Dresden-Lokales, Geschichte

Feuer, Bombendonner und Angst

Stadtarchiv-Direktor Thomas Kübler (l.) und Kulturbürgermeister Ralf Lunau sichten die eingereichten Zeitzeugen-Berichte. Foto: Heiko Weckbrodt

Stadtarchiv-Direktor Thomas Kübler (l.) und Kulturbürgermeister Ralf Lunau sichten die eingereichten Zeitzeugen-Berichte. Foto: Heiko Weckbrodt

235 Zeitzeugen-Berichte über Zerstörung Dresdens 1945 kommen ins Stadtarchiv

Dresden, 25. März 2015: Damit die Erinnerungen an die Schrecken des Krieges und die Zerstörung Dresdens nicht aus dem kollektiven Gedächtnis der Stadt verschwinden, wenn die letzten Überlebenden gestorben sind, hat das Stadtarchiv Dresden heute Berichte, Tagebücher, Fotos und andere Materialien von 235 Zeitzeugen in seinen Bestand übernommen.

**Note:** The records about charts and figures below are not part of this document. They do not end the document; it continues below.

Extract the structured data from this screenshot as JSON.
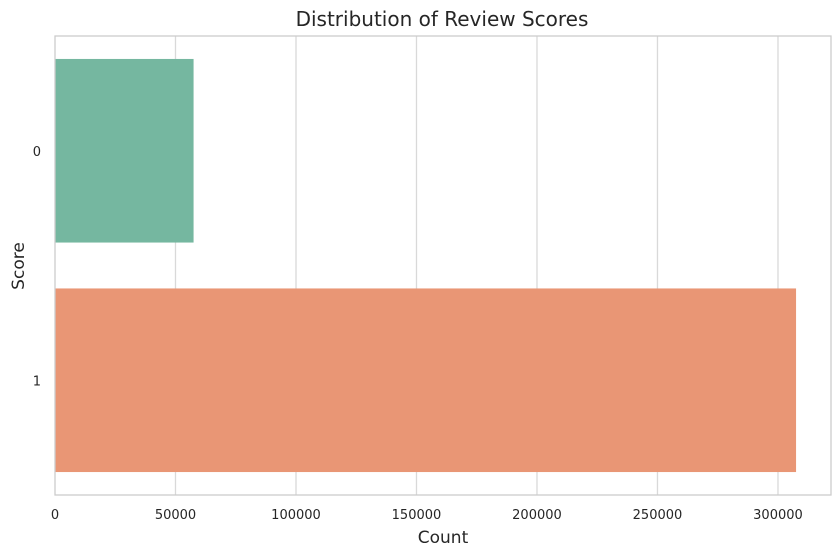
{
  "chart_data": {
    "type": "bar",
    "orientation": "horizontal",
    "title": "Distribution of Review Scores",
    "xlabel": "Count",
    "ylabel": "Score",
    "categories": [
      "0",
      "1"
    ],
    "values": [
      57500,
      307500
    ],
    "colors": [
      "#75b7a0",
      "#e99675"
    ],
    "xlim": [
      0,
      322000
    ],
    "xticks": [
      0,
      50000,
      100000,
      150000,
      200000,
      250000,
      300000
    ],
    "xtick_labels": [
      "0",
      "50000",
      "100000",
      "150000",
      "200000",
      "250000",
      "300000"
    ],
    "grid": "vertical",
    "grid_color": "#d9d9d9",
    "frame_color": "#cccccc",
    "legend": "none"
  }
}
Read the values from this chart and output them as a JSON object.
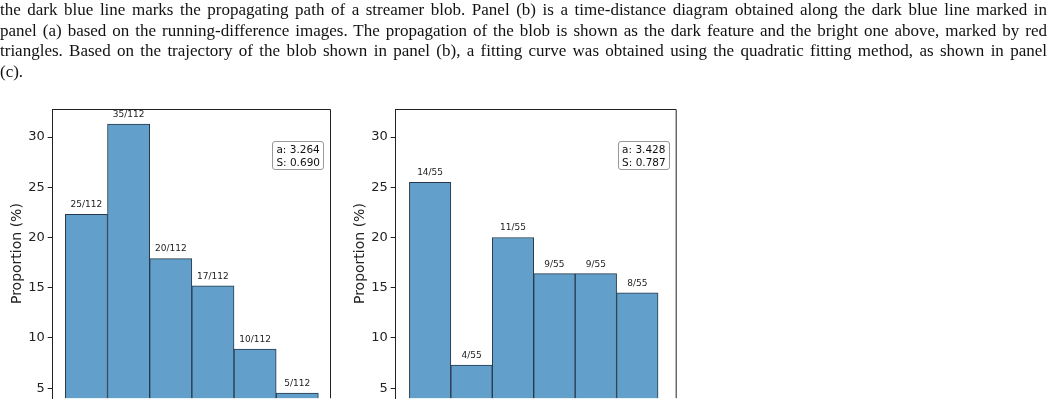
{
  "chart_data": [
    {
      "type": "other",
      "annotations": [
        "the dark blue line marks the propagating path of a streamer blob. Panel (b) is a time-distance diagram obtained along the dark blue line marked in panel (a) based on the running-difference images. The propagation of the blob is shown as the dark feature and the bright one above, marked by red triangles. Based on the trajectory of the blob shown in panel (b), a fitting curve was obtained using the quadratic fitting method, as shown in panel (c)."
      ]
    },
    {
      "type": "bar",
      "categories": [
        null,
        null,
        null,
        null,
        null,
        null
      ],
      "values": [
        22.3,
        31.3,
        17.9,
        15.2,
        8.9,
        4.5
      ],
      "value_labels": [
        "25/112",
        "35/112",
        "20/112",
        "17/112",
        "10/112",
        "5/112"
      ],
      "color": "#62a0cb",
      "ylabel": "Proportion (%)",
      "ylim": [
        4,
        32.8
      ],
      "yticks": [
        5,
        10,
        15,
        20,
        25,
        30
      ],
      "tick_labels": "y",
      "annotations": [
        "a: 3.264\nS: 0.690"
      ]
    },
    {
      "type": "bar",
      "categories": [
        null,
        null,
        null,
        null,
        null,
        null
      ],
      "values": [
        25.5,
        7.3,
        20.0,
        16.4,
        16.4,
        14.5
      ],
      "value_labels": [
        "14/55",
        "4/55",
        "11/55",
        "9/55",
        "9/55",
        "8/55"
      ],
      "color": "#62a0cb",
      "ylabel": "Proportion (%)",
      "ylim": [
        4,
        32.8
      ],
      "yticks": [
        5,
        10,
        15,
        20,
        25,
        30
      ],
      "tick_labels": "y",
      "annotations": [
        "a: 3.428\nS: 0.787"
      ]
    }
  ]
}
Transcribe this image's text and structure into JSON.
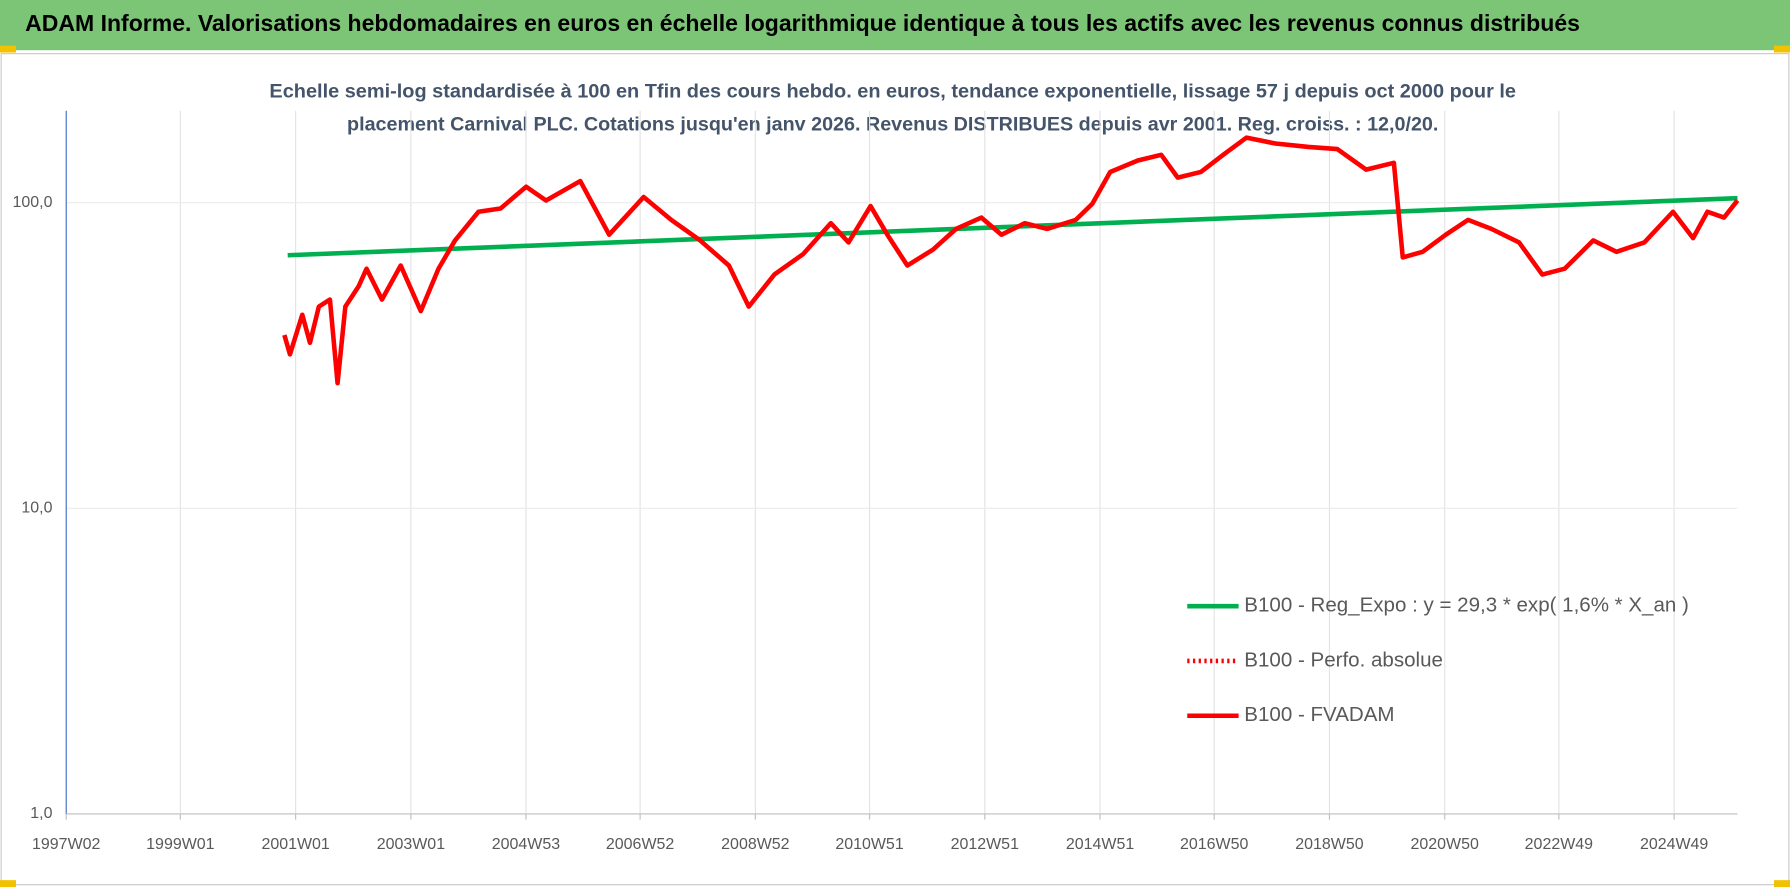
{
  "chart_data": {
    "type": "line",
    "title": "ADAM Informe. Valorisations hebdomadaires en euros en échelle logarithmique identique à tous les actifs avec les revenus connus distribués",
    "subtitle": [
      "Echelle semi-log standardisée à 100 en Tfin des cours hebdo. en euros, tendance exponentielle, lissage 57 j depuis oct 2000 pour le",
      "placement Carnival PLC. Cotations jusqu'en janv 2026. Revenus DISTRIBUES depuis avr 2001. Reg. croiss. : 12,0/20."
    ],
    "log_scale": true,
    "grid": true,
    "legend": "lower right",
    "xlim": [
      "1997W02",
      "2026W02"
    ],
    "xticks": [
      "1997W02",
      "1999W01",
      "2001W01",
      "2003W01",
      "2004W53",
      "2006W52",
      "2008W52",
      "2010W51",
      "2012W51",
      "2014W51",
      "2016W50",
      "2018W50",
      "2020W50",
      "2022W49",
      "2024W49"
    ],
    "ylim": [
      1,
      200
    ],
    "yticks": [
      {
        "value": 1,
        "label": "1,0"
      },
      {
        "value": 10,
        "label": "10,0"
      },
      {
        "value": 100,
        "label": "100,0"
      }
    ],
    "series": [
      {
        "name": "B100 - Reg_Expo : y = 29,3 * exp( 1,6% *  X_an )",
        "color": "#00b050",
        "dash": "solid",
        "x": [
          "2000W46",
          "2026W02"
        ],
        "values": [
          67.3,
          103.5
        ]
      },
      {
        "name": "B100 - Perfo. absolue",
        "color": "#ff0000",
        "dash": "dotted",
        "x": [],
        "values": []
      },
      {
        "name": "B100 - FVADAM",
        "color": "#ff0000",
        "dash": "solid",
        "x": [
          "2000W43",
          "2000W48",
          "2001W07",
          "2001W14",
          "2001W22",
          "2001W32",
          "2001W39",
          "2001W46",
          "2002W06",
          "2002W13",
          "2002W27",
          "2002W44",
          "2003W10",
          "2003W26",
          "2003W41",
          "2004W10",
          "2004W30",
          "2005W01",
          "2005W19",
          "2005W50",
          "2006W24",
          "2007W03",
          "2007W28",
          "2008W02",
          "2008W28",
          "2008W46",
          "2009W17",
          "2009W43",
          "2010W16",
          "2010W32",
          "2010W52",
          "2011W15",
          "2011W33",
          "2012W04",
          "2012W25",
          "2012W48",
          "2013W14",
          "2013W35",
          "2014W03",
          "2014W29",
          "2014W44",
          "2015W08",
          "2015W33",
          "2016W02",
          "2016W17",
          "2016W38",
          "2017W06",
          "2017W27",
          "2018W01",
          "2018W31",
          "2019W05",
          "2019W31",
          "2020W04",
          "2020W12",
          "2020W30",
          "2020W51",
          "2021W19",
          "2021W40",
          "2022W13",
          "2022W34",
          "2023W02",
          "2023W28",
          "2023W49",
          "2024W22",
          "2024W48",
          "2025W14",
          "2025W27",
          "2025W42",
          "2026W02"
        ],
        "values": [
          36.9,
          31.9,
          43,
          34.8,
          45.7,
          48.2,
          25.7,
          45.7,
          53.4,
          60.8,
          48.2,
          62.3,
          44.2,
          60.8,
          75.3,
          93.4,
          95.8,
          112.8,
          101.7,
          117.7,
          78.6,
          104.4,
          87.9,
          75.3,
          62.3,
          45.7,
          58.2,
          67.9,
          85.7,
          74.1,
          97.5,
          78.6,
          62.3,
          70.2,
          82.1,
          89.4,
          78.6,
          85.7,
          82.1,
          87.9,
          99.1,
          126,
          137.4,
          143.5,
          120.8,
          126.1,
          143.5,
          163.2,
          156.3,
          152.3,
          149.8,
          128.3,
          135.1,
          66.2,
          69.1,
          78.6,
          87.9,
          82.1,
          74.1,
          58.2,
          60.8,
          75.3,
          69.1,
          74.1,
          93.4,
          76.6,
          93.4,
          89.4,
          101.7
        ]
      }
    ]
  }
}
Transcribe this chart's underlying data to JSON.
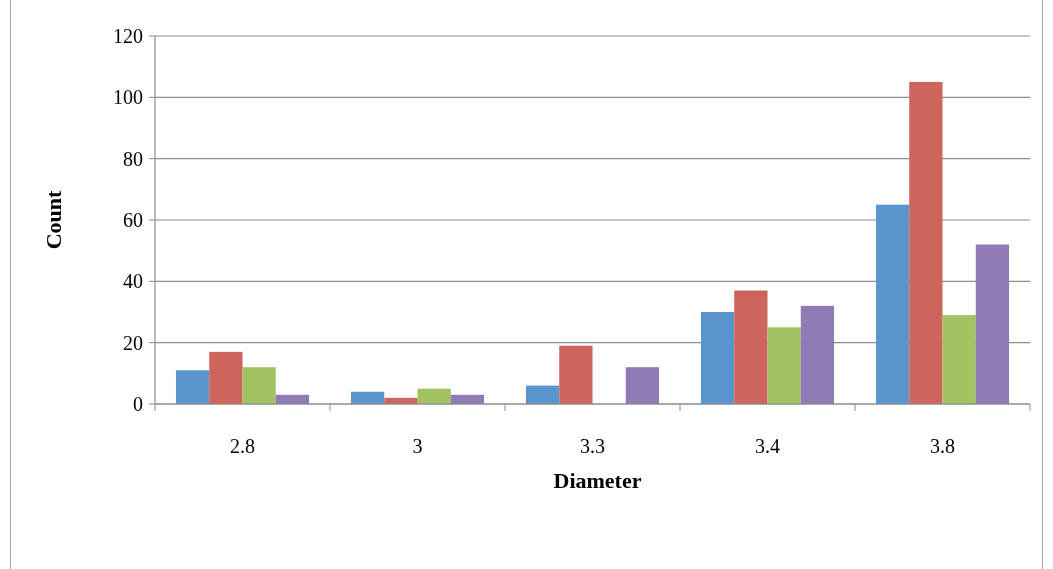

Interviews, Briefe und Tagebücher wichtige Ergänzung zu offiziellen Akten

Archivdirektor Thomas Kübler versprach, die Kartons voller Unterlagen schnellstmöglich zu sichten, teils auch zu digitalisieren, um sie Forschern und nachfolgenden Generationen dauerhaft zugänglich zu machen. „Solche Zeitzeugenberichte sind eine wichtige Komplementär-Quelle zu den offiziellen Akten über jene Zeit.“

Neben dem wissenschaftlichen Wert zum Beispiel für die alltagsgeschichtliche Forschung seien solche persönlichen Erinnerungen auch besonders gut geeignet, um den jungen Dresdnern von heute, für die der Weltkrieg in ferner Vergangenheit liege, das Denken und Erleben, Schuld und Leid jener Menschen nahe zu bringen, die 1945 junge Leute waren. Stellvertretend für viele übergab der frühere Kriminalhauptkommissar Karl-Heinz Sobierajski an Kübler die Erinnerungscollage seines Verwandten Dietmar Rietschier. Der hatte als Kleinkind das Bombardement in der Nacht vom 13. zum 14. Februar 1945 in Dresden hautnah erlebt. Er wohnt seit Jahrzehnten aber in den USA.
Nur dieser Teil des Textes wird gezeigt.